Syntopical reading pushes students to analyze texts through four phases: elemental, inspectional, analytical and comparative. After summarizing key points, students explore how sources complement and contradict one another. This requires active speaking and listening as students build mental models for navigating diverse ideas. I incorporated training in syntopical methods into my seminar planning, teaching students to identify assumptions, evaluate evidence and form integrative conclusions.
Bringing It All Together
In summation, my personal pedagogical journey reveals the following key lessons that merit emphasis in any balanced literacy curriculum:
1. Listening comprehension forms the basis of reading comprehension. Targeted instruction should build vocabulary and content knowledge through songs, stories, discussions and presentations.
2. Speaking connects input to output, promoting automaticity with language patterns key for reading fluency. Oral activities also build academic skills like organization, elaboration and responsiveness.
3. Effective language education requires understanding each component’s purpose, not just covering discrete skills. Professional development texts provide teachers critical perspective.
4. Rigorous, scaffolded oral language curricula enable deep reading comprehension and analytical insight. Students learn to read complex texts actively and dialogically.
5. Speaking and listening require explicit instruction just like reading and writing. With practice using guided frameworks, all students can achieve new oral proficiency heights.
Conclusion
In today’s information-saturated society, the ability to extract and synthesize meaning across varied sources remains essential. All students deserve access to an education that cultivates analytical ears and thoughtful tongues. A false dichotomy between meaning and skills ignores their symbiotic roles in literacy development.

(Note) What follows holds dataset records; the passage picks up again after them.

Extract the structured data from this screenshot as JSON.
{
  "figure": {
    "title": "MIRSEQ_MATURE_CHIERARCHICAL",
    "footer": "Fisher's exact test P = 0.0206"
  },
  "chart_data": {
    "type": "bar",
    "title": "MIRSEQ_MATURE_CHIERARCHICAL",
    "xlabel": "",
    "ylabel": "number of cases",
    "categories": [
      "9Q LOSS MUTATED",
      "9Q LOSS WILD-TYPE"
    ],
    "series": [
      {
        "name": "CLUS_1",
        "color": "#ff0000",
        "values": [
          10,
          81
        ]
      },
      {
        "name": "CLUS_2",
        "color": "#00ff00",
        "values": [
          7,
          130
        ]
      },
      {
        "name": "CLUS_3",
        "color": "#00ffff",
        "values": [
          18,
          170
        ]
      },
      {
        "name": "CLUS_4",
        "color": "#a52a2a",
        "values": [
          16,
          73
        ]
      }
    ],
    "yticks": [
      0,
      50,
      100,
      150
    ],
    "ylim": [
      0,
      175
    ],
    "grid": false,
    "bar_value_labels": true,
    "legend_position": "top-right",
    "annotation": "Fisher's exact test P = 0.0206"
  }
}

By elevating listening and speaking as objects of deliberate study, educators can fulfill the promise articulated by Ron Berger (2003) that “an argument can be made that chief among all the arts that human beings must master to thrive in the world are the arts of listening and speaking” (p. 1). This vision inspired my teaching journey and remains a worthy star to steer by.
References
Adler, M.J. (1982). The Paideia Proposal: An Educational Manifesto. Macmillan.

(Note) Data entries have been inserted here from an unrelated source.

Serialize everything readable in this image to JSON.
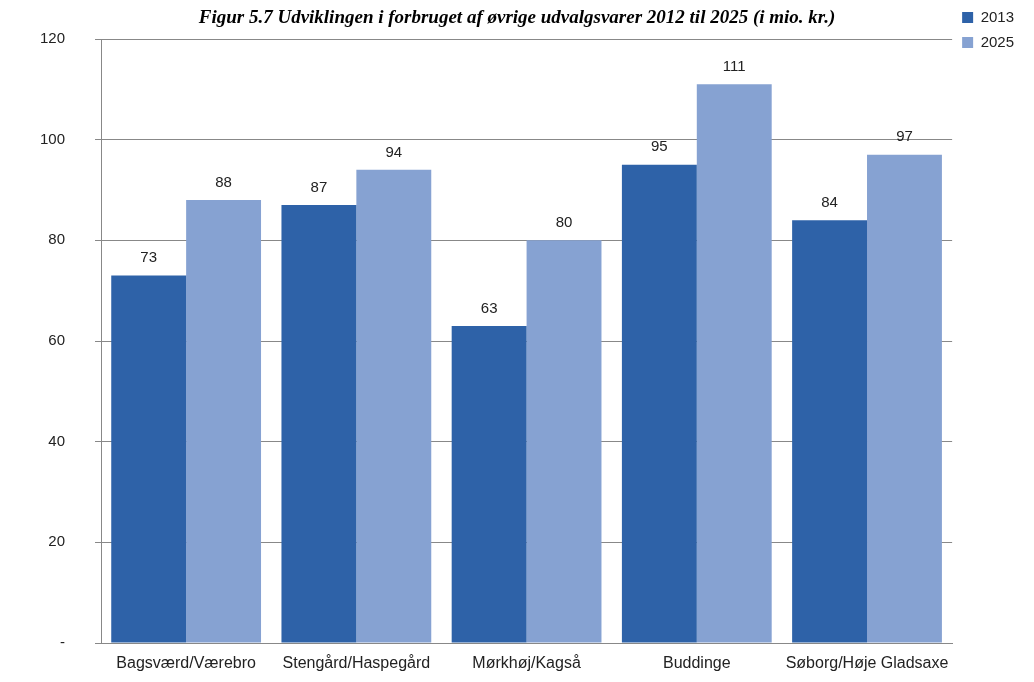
{
  "chart_data": {
    "type": "bar",
    "title": "Figur 5.7 Udviklingen i forbruget af øvrige udvalgsvarer 2012 til 2025 (i mio. kr.)",
    "categories": [
      "Bagsværd/Værebro",
      "Stengård/Haspegård",
      "Mørkhøj/Kagså",
      "Buddinge",
      "Søborg/Høje Gladsaxe"
    ],
    "series": [
      {
        "name": "2013",
        "color": "#2e62a8",
        "values": [
          73,
          87,
          63,
          95,
          84
        ]
      },
      {
        "name": "2025",
        "color": "#86a2d2",
        "values": [
          88,
          94,
          80,
          111,
          97
        ]
      }
    ],
    "ylim": [
      0,
      120
    ],
    "yticks": [
      {
        "value": 0,
        "label": "-"
      },
      20,
      40,
      60,
      80,
      100,
      120
    ],
    "grid": "y",
    "legend": "top right",
    "data_labels": true
  }
}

Adler, M.J. & Van Doren, C. (1972). How to Read a Book. Simon and Schuster.
Adler, M.J. (1997). How to Speak How to Listen. Touchstone.
Adler, M.J. (1984). The Paideia Program: An Educational Syllabus. Macmillan.
Allington, R.L. (2001). What Really Matters for Struggling Readers. Longman.
Berger, R. (2003). An Ethic of Excellence: Building a Culture of Craftsmanship with Students. Heinemann.
Freire, P. (1972). Pedagogy of the Oppressed. Herder and Herder.
Hoover, W.A., & Gough, P.B. (1990). The simple view of reading. Reading and Writing, 2(2), 127-160.
National Early Literacy Panel (2009). Developing early literacy: Report of the National Early Literacy Panel. National Institute for Literacy.
Phillips, C. (2010). Socrates cafe: A fresh taste of philosophy. W.W. Norton & Company.
Rutherford, P. (2003). Why Didn't I Learn This in College? Paideia.
Slavin, R.E., Madden, N.A., Dolan, L.J., & Wasik, B.A. (1996). Every child, every school: Success for All. Corwin Press.
Van Tassel-Baska, J. (2009). The integrated curriculum model (ICM). Learning and Individual Differences, 20(4), 345-357.